House Republicans said last week that they may scrap their plans to eliminate the in-school interest subsidy for graduate and professional students with student loans. And they plan to pay for it by killing the Clinton Administration's direct-lending program.

Many Republicans want to limit or eliminate direct lending, anyway. Critics argue that making loans directly to students, rather than through commercial lenders, is fraught with management pitfalls and that eliminating the profits of lenders and guarantors will not save as much money as the Administration claims.

Last week, G.O.P. lawmakers contended that eliminating direct loans would actually save money. But their claims are based on a change in accounting rules.

Under the new rules, outlined in the budget resolution approved by Congress in June, direct lending's administrative costs--including some one-time expenses--are counted as expenditures in the year they are incurred. Since the Credit Reform Act of 1990 was enacted, federal loan programs have stretched such costs over several years for accounting purposes.

Accounting Change

A new Congressional Budget Office analysis released by Republican lawmakers last week indicates that under these new rules, the elimination of direct lending could save $1.5 billion over the next seven years--even though retaining the program might save money in the long run.
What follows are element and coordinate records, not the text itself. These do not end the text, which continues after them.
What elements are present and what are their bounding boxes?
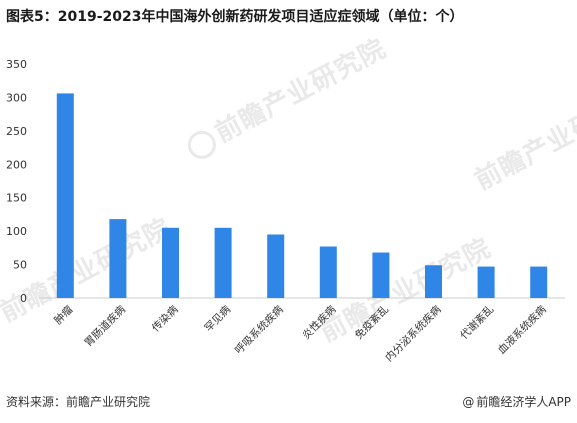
x-tick-label: 肿瘤 xyxy=(51,303,75,327)
x-tick-label: 炎性疾病 xyxy=(300,303,339,342)
x-tick-label: 内分泌系统疾病 xyxy=(382,303,444,365)
bar xyxy=(214,227,232,298)
x-tick-label: 代谢紊乱 xyxy=(457,303,496,342)
y-tick-label: 150 xyxy=(6,192,27,205)
y-tick-label: 300 xyxy=(6,91,27,104)
x-tick-label: 胃肠道疾病 xyxy=(82,303,129,350)
x-tick-label: 呼吸系统疾病 xyxy=(232,303,286,357)
source-note: 资料来源：前瞻产业研究院 xyxy=(6,395,151,409)
brand-credit: @ 前瞻经济学人APP xyxy=(462,393,571,410)
bar xyxy=(477,266,495,298)
bar xyxy=(56,93,74,298)
x-tick-label: 传染病 xyxy=(149,303,181,335)
y-tick-label: 0 xyxy=(20,292,27,305)
bar-chart: 0 50 100 150 200 250 300 350 肿瘤 胃肠道疾病 传染病 罕见病 呼吸系统疾病… xyxy=(6,58,565,365)
x-tick-label: 免疫紊乱 xyxy=(352,303,391,342)
y-tick-label: 350 xyxy=(6,58,27,71)
bar xyxy=(425,265,442,298)
bar xyxy=(530,266,548,298)
bar xyxy=(372,252,390,298)
bar xyxy=(267,234,285,298)
x-tick-label: 血液系统疾病 xyxy=(495,303,549,357)
bar xyxy=(319,246,337,298)
brand-label: 前瞻经济学人APP xyxy=(476,395,571,409)
y-tick-label: 200 xyxy=(6,158,27,171)
y-tick-label: 100 xyxy=(6,225,27,238)
x-tick-label: 罕见病 xyxy=(202,303,234,335)
y-tick-label: 250 xyxy=(6,125,27,138)
chart-title: 图表5：2019-2023年中国海外创新药研发项目适应症领域（单位：个） xyxy=(6,9,464,25)
y-tick-label: 50 xyxy=(13,259,27,272)
bar xyxy=(109,219,127,298)
bar xyxy=(162,227,179,298)
at-icon: @ xyxy=(462,395,475,409)
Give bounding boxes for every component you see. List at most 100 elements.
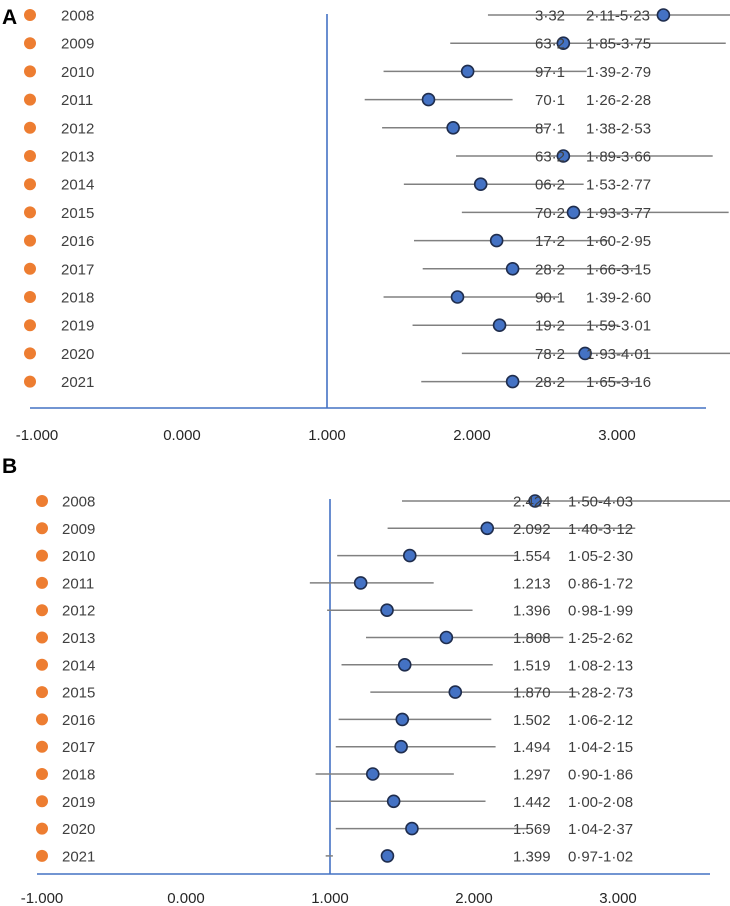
year-label: 2011 bbox=[61, 92, 93, 109]
forest-row: 2018 90·1 1·39-2·60 bbox=[24, 290, 651, 307]
row-bullet bbox=[36, 576, 48, 589]
forest-row: 2019 1.442 1·00-2·08 bbox=[36, 794, 633, 811]
estimate-label: 90·1 bbox=[535, 290, 565, 307]
estimate-label: 1.870 bbox=[513, 685, 551, 702]
estimate-label: 19·2 bbox=[535, 318, 565, 335]
year-label: 2020 bbox=[62, 821, 95, 838]
point-estimate bbox=[492, 318, 507, 333]
panel-letter: A bbox=[2, 6, 17, 29]
year-label: 2016 bbox=[62, 712, 95, 729]
ci-label: 1·04-2·37 bbox=[568, 821, 633, 838]
row-bullet bbox=[24, 347, 36, 360]
ci-label: 1·59-3·01 bbox=[586, 318, 651, 335]
ci-label: 1·93-3·77 bbox=[586, 205, 651, 222]
point-estimate bbox=[450, 290, 465, 304]
estimate-label: 70·1 bbox=[535, 92, 565, 109]
row-bullet bbox=[24, 291, 36, 303]
year-label: 2021 bbox=[61, 374, 94, 391]
year-label: 2008 bbox=[62, 494, 95, 511]
year-label: 2009 bbox=[61, 36, 94, 53]
forest-row: 2017 28·2 1·66-3·15 bbox=[24, 261, 651, 278]
estimate-label: 1.569 bbox=[513, 821, 551, 838]
forest-row: 2019 19·2 1·59-3·01 bbox=[24, 318, 651, 335]
point-estimate bbox=[473, 177, 488, 191]
x-tick-label: 0.000 bbox=[167, 890, 205, 906]
x-tick-label: 0.000 bbox=[163, 427, 201, 444]
forest-row: 2011 70·1 1·26-2·28 bbox=[24, 92, 651, 109]
year-label: 2012 bbox=[61, 120, 94, 137]
forest-row: 2021 1.399 0·97-1·02 bbox=[36, 848, 633, 865]
point-estimate bbox=[380, 603, 394, 618]
ci-label: 1·05-2·30 bbox=[568, 548, 633, 565]
point-estimate bbox=[460, 64, 475, 79]
row-bullet bbox=[36, 849, 48, 862]
year-label: 2008 bbox=[61, 8, 94, 25]
year-label: 2015 bbox=[62, 685, 95, 702]
year-label: 2017 bbox=[61, 261, 94, 278]
point-estimate bbox=[439, 630, 454, 645]
forest-row: 2008 2.424 1·50-4·03 bbox=[36, 494, 730, 511]
forest-row: 2015 70·2 1·93-3·77 bbox=[24, 205, 729, 222]
year-label: 2009 bbox=[62, 521, 95, 538]
year-label: 2018 bbox=[61, 290, 94, 307]
estimate-label: 1.399 bbox=[513, 848, 551, 865]
point-estimate bbox=[528, 494, 542, 508]
year-label: 2013 bbox=[61, 149, 94, 166]
year-label: 2010 bbox=[62, 548, 95, 565]
panel-b: B-1.0000.0001.0002.0003.0004.0005.0006.0… bbox=[2, 455, 730, 906]
forest-row: 2015 1.870 1·28-2·73 bbox=[36, 685, 633, 702]
point-estimate bbox=[386, 794, 401, 809]
ci-label: 1·85-3·75 bbox=[586, 36, 651, 53]
row-bullet bbox=[36, 686, 48, 699]
year-label: 2014 bbox=[61, 177, 94, 194]
estimate-label: 70·2 bbox=[535, 205, 565, 222]
year-label: 2010 bbox=[61, 64, 94, 81]
point-estimate bbox=[397, 657, 412, 672]
forest-row: 2010 97·1 1·39-2·79 bbox=[24, 64, 651, 81]
estimate-label: 28·2 bbox=[535, 261, 565, 278]
ci-label: 1·28-2·73 bbox=[568, 685, 633, 702]
estimate-label: 1.297 bbox=[513, 767, 551, 784]
estimate-label: 1.808 bbox=[513, 630, 551, 647]
forest-row: 2014 1.519 1·08-2·13 bbox=[36, 657, 633, 674]
year-label: 2020 bbox=[61, 346, 94, 363]
point-estimate bbox=[405, 821, 419, 836]
row-bullet bbox=[36, 631, 48, 644]
row-bullet bbox=[36, 713, 48, 726]
year-label: 2017 bbox=[62, 739, 95, 756]
ci-label: 1·40-3·12 bbox=[568, 521, 633, 538]
ci-label: 1·08-2·13 bbox=[568, 657, 633, 674]
ci-label: 1·04-2·15 bbox=[568, 739, 633, 756]
estimate-label: 2.092 bbox=[513, 521, 551, 538]
estimate-label: 17·2 bbox=[535, 233, 565, 250]
x-tick-label: 2.000 bbox=[455, 890, 493, 906]
ci-label: 0·98-1·99 bbox=[568, 603, 633, 620]
point-estimate bbox=[556, 149, 571, 163]
x-tick-label: 3.000 bbox=[599, 890, 637, 906]
x-tick-label: 2.000 bbox=[453, 427, 491, 444]
year-label: 2013 bbox=[62, 630, 95, 647]
point-estimate bbox=[578, 346, 592, 361]
year-label: 2018 bbox=[62, 767, 95, 784]
x-tick-label: -1.000 bbox=[16, 427, 59, 444]
x-tick-label: 1.000 bbox=[308, 427, 346, 444]
ci-label: 1·26-2·28 bbox=[586, 92, 651, 109]
forest-row: 2011 1.213 0·86-1·72 bbox=[36, 575, 633, 592]
estimate-label: 1.213 bbox=[513, 575, 551, 592]
ci-label: 1·60-2·95 bbox=[586, 233, 651, 250]
point-estimate bbox=[656, 8, 671, 22]
row-bullet bbox=[36, 522, 48, 535]
x-tick-label: -1.000 bbox=[21, 890, 64, 906]
ci-label: 1·89-3·66 bbox=[586, 149, 651, 166]
year-label: 2021 bbox=[62, 848, 95, 865]
estimate-label: 1.554 bbox=[513, 548, 551, 565]
point-estimate bbox=[489, 233, 504, 248]
forest-row: 2013 1.808 1·25-2·62 bbox=[36, 630, 633, 647]
point-estimate bbox=[353, 576, 368, 590]
point-estimate bbox=[395, 712, 410, 727]
row-bullet bbox=[24, 206, 36, 219]
point-estimate bbox=[505, 374, 520, 389]
row-bullet bbox=[24, 178, 36, 191]
panel-a: A-1.0000.0001.0002.0003.0004.0005.0006.0… bbox=[2, 6, 730, 444]
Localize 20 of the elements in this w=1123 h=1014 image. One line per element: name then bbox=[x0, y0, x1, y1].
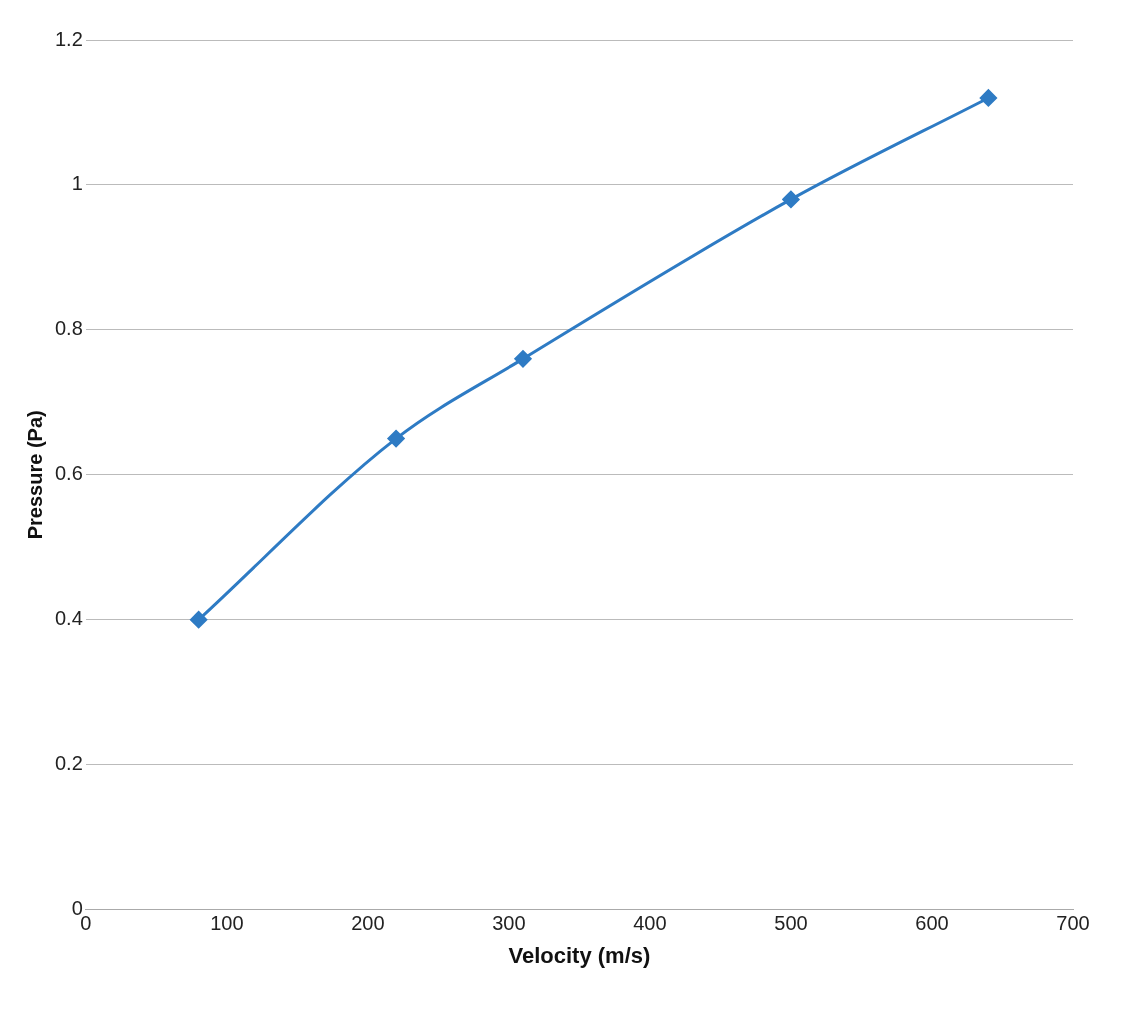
x-tick-label: 200 bbox=[351, 912, 385, 935]
x-axis-title: Velocity (m/s) bbox=[508, 942, 651, 968]
y-tick-label: 0.6 bbox=[54, 462, 83, 485]
point bbox=[782, 190, 800, 208]
x-tick-label: 400 bbox=[633, 912, 667, 935]
x-tick-label: 500 bbox=[774, 912, 808, 935]
y-tick-label: 0.8 bbox=[54, 317, 83, 340]
point bbox=[514, 350, 532, 368]
x-tick-label: 300 bbox=[492, 912, 526, 935]
x-tick-label: 700 bbox=[1056, 912, 1090, 935]
point bbox=[190, 611, 208, 629]
x-tick-label: 100 bbox=[210, 912, 244, 935]
x-tick-label: 600 bbox=[915, 912, 949, 935]
y-axis-title: Pressure (Pa) bbox=[23, 410, 46, 540]
point bbox=[979, 89, 997, 107]
y-tick-label: 0.4 bbox=[54, 607, 83, 630]
point bbox=[387, 430, 405, 448]
y-tick-label: 1.2 bbox=[54, 27, 83, 50]
y-tick-label: 0.2 bbox=[54, 752, 83, 775]
y-tick-label: 1 bbox=[71, 172, 83, 195]
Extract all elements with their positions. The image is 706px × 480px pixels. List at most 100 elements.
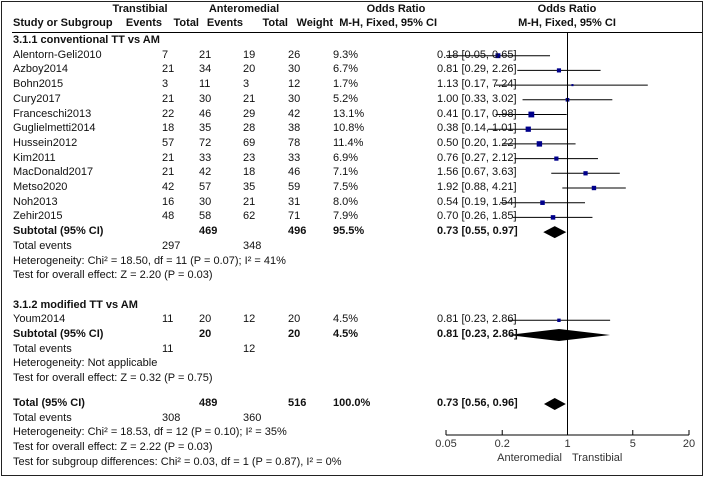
plot-subheader: M-H, Fixed, 95% CI [518, 17, 616, 29]
total-anteromedial: 496 [288, 225, 307, 238]
study-name: Metso2020 [13, 181, 68, 193]
events-anteromedial: 21 [243, 92, 256, 105]
overall-effect: Test for overall effect: Z = 2.20 (P = 0… [13, 269, 213, 282]
study-box [571, 84, 574, 87]
total-anteromedial: 71 [288, 210, 301, 223]
odds-ratio-ci: 1.00 [0.33, 3.02] [437, 92, 517, 105]
subgroup-title: 3.1.1 conventional TT vs AM [13, 34, 160, 46]
column-header: Weight [296, 17, 333, 29]
events-transtibial: 21 [162, 63, 175, 76]
x-tick-label: 0.2 [494, 438, 510, 450]
total-transtibial: 469 [199, 225, 218, 238]
events-transtibial: 57 [162, 136, 175, 149]
events-transtibial: 3 [162, 78, 169, 91]
odds-ratio-ci: 1.13 [0.17, 7.24] [437, 78, 517, 91]
total-anteromedial: 31 [288, 195, 301, 208]
total-transtibial: 21 [199, 48, 212, 61]
events-transtibial: 18 [162, 122, 175, 135]
total-transtibial: 72 [199, 136, 212, 149]
study-box [536, 141, 543, 147]
total-transtibial: 33 [199, 151, 212, 164]
total-events-transtibial: 297 [162, 239, 181, 252]
events-transtibial: 48 [162, 210, 175, 223]
column-header: Total [173, 17, 199, 29]
weight: 1.7% [333, 78, 359, 91]
favours-left-label: Anteromedial [497, 452, 562, 464]
column-header: Events [206, 17, 243, 29]
weight: 7.9% [333, 210, 359, 223]
total-transtibial: 30 [199, 195, 212, 208]
weight: 4.5% [333, 313, 359, 326]
x-tick-label: 0.05 [435, 438, 457, 450]
total-anteromedial: 26 [288, 48, 301, 61]
study-name: Franceschi2013 [13, 107, 92, 120]
odds-ratio-ci: 0.70 [0.26, 1.85] [437, 210, 517, 223]
total-transtibial: 58 [199, 210, 212, 223]
total-events-label: Total events [13, 411, 72, 424]
pooled-diamond [543, 398, 566, 410]
weight: 95.5% [333, 225, 365, 238]
odds-ratio-ci: 0.81 [0.29, 2.26] [437, 63, 517, 76]
events-anteromedial: 23 [243, 151, 256, 164]
total-anteromedial: 30 [288, 63, 301, 76]
events-anteromedial: 19 [243, 48, 256, 61]
events-anteromedial: 28 [243, 122, 256, 135]
subtotal-label: Subtotal (95% CI) [13, 328, 104, 340]
study-box [591, 185, 597, 191]
group1-header: Transtibial [112, 3, 168, 15]
study-box [528, 111, 535, 118]
study-box [583, 171, 588, 176]
study-name: MacDonald2017 [13, 166, 94, 179]
weight: 7.1% [333, 166, 359, 179]
x-tick-label: 1 [564, 438, 571, 450]
odds-ratio-ci: 0.73 [0.55, 0.97] [437, 225, 518, 238]
study-box [540, 200, 545, 205]
column-header: M-H, Fixed, 95% CI [339, 17, 437, 29]
total-events-transtibial: 11 [162, 342, 174, 355]
study-name: Youm2014 [13, 313, 66, 326]
events-transtibial: 21 [162, 166, 175, 179]
events-anteromedial: 21 [243, 195, 256, 208]
group2-header: Anteromedial [208, 3, 280, 15]
events-anteromedial: 35 [243, 181, 256, 193]
header-rule [12, 32, 702, 33]
events-anteromedial: 62 [243, 210, 256, 223]
total-transtibial: 46 [199, 107, 212, 120]
study-name: Cury2017 [13, 92, 61, 105]
odds-ratio-ci: 0.18 [0.05, 0.65] [437, 48, 517, 61]
subtotal-label: Subtotal (95% CI) [13, 225, 104, 238]
total-anteromedial: 59 [288, 181, 301, 193]
column-header: Total [262, 17, 288, 29]
odds-ratio-ci: 0.50 [0.20, 1.22] [437, 136, 517, 149]
events-anteromedial: 18 [243, 166, 256, 179]
weight: 6.9% [333, 151, 359, 164]
total-transtibial: 34 [199, 63, 212, 76]
total-transtibial: 11 [199, 78, 211, 91]
total-anteromedial: 30 [288, 92, 301, 105]
total-anteromedial: 46 [288, 166, 301, 179]
odds-ratio-ci: 0.41 [0.17, 0.98] [437, 107, 517, 120]
study-name: Kim2011 [13, 151, 56, 164]
events-anteromedial: 69 [243, 136, 256, 149]
events-transtibial: 16 [162, 195, 175, 208]
events-anteromedial: 12 [243, 313, 256, 326]
total-anteromedial: 38 [288, 122, 301, 135]
total-anteromedial: 78 [288, 136, 301, 149]
study-name: Noh2013 [13, 195, 58, 208]
column-header: Study or Subgroup [13, 17, 113, 29]
x-tick-label: 5 [629, 438, 636, 450]
subgroup-differences: Test for subgroup differences: Chi² = 0.… [13, 455, 342, 468]
total-anteromedial: 516 [288, 397, 307, 409]
events-anteromedial: 29 [243, 107, 256, 120]
total-transtibial: 57 [199, 181, 212, 193]
study-box [525, 126, 531, 132]
events-anteromedial: 20 [243, 63, 256, 76]
study-name: Azboy2014 [13, 63, 69, 76]
study-name: Guglielmetti2014 [13, 122, 96, 135]
study-box [550, 215, 556, 220]
study-name: Alentorn-Geli2010 [13, 48, 102, 61]
pooled-diamond [543, 226, 567, 239]
weight: 100.0% [333, 397, 371, 409]
or-column-header: Odds Ratio [366, 3, 426, 15]
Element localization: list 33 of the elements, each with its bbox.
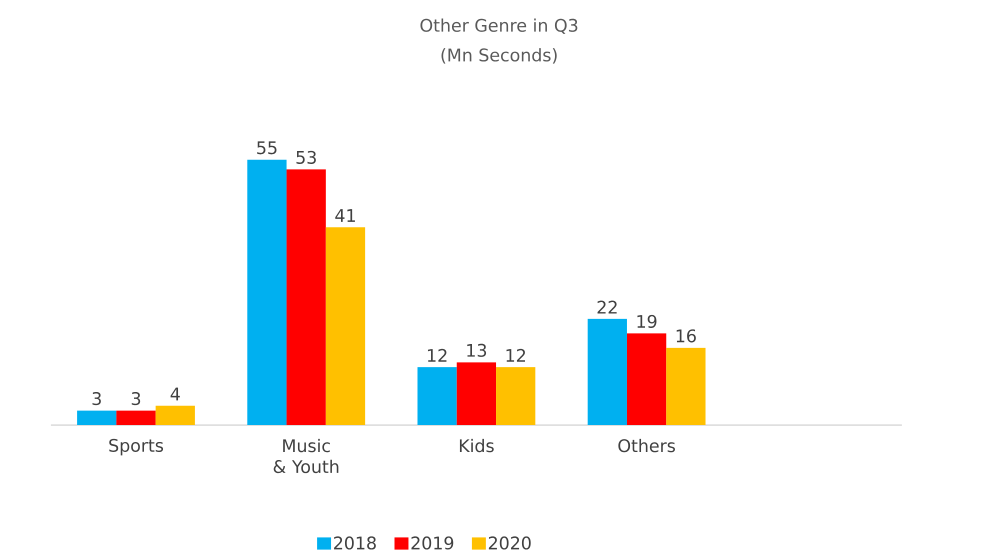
x-tick-label: Others — [618, 438, 675, 452]
bar — [588, 318, 627, 426]
x-tick-label: Kids — [460, 438, 494, 452]
bar — [156, 406, 195, 426]
x-tick-label: Music & Youth — [274, 438, 338, 474]
bar — [247, 160, 287, 426]
data-label: 12 — [428, 348, 446, 362]
data-label: 53 — [296, 150, 316, 164]
bar — [496, 367, 536, 426]
bar — [77, 410, 116, 426]
data-label: 3 — [132, 392, 140, 406]
bar — [116, 410, 156, 426]
legend-label: 2019 — [411, 536, 454, 550]
data-label: 22 — [598, 300, 617, 314]
data-label: 16 — [676, 329, 696, 342]
bar — [456, 362, 496, 426]
legend-label: 2018 — [334, 536, 376, 550]
bar — [417, 367, 457, 426]
data-label: 4 — [170, 388, 180, 400]
data-label: 13 — [467, 344, 486, 357]
legend-label: 2020 — [488, 536, 531, 550]
chart-title: Other Genre in Q3 — [420, 18, 578, 34]
data-label: 55 — [257, 141, 276, 154]
data-label: 12 — [506, 348, 526, 362]
data-label: 3 — [92, 392, 101, 406]
x-tick-label: Sports — [109, 438, 164, 456]
chart-subtitle: (Mn Seconds) — [442, 48, 557, 64]
bar — [326, 227, 366, 426]
data-label: 19 — [637, 314, 656, 328]
data-label: 41 — [335, 209, 355, 222]
bar — [666, 348, 706, 426]
bar — [286, 169, 326, 426]
bar — [626, 333, 666, 426]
Those savings, plus another $1.5 billion extracted from lenders and guarantors in the guaranteed-loan system, could save the interest subsidy, said Rep. Bill Goodling, R-Pa., the chairman of the House Economic and Educational Opportunities Committee.

That panel must find $10 billion worth of programmatic changes to help meet budget targets.

Administration officials and other defenders of direct lending say the G.O.P. is playing politics with student loans and threatening the aid programs' stability.

"Making this a partisan, polarizing issue is just a disservice," said Deputy Secretary of Education Madeleine M. Kunin.

But Mr. Goodling told reporters that it is the Administration's claims of savings that are a result of "smoke and mirrors."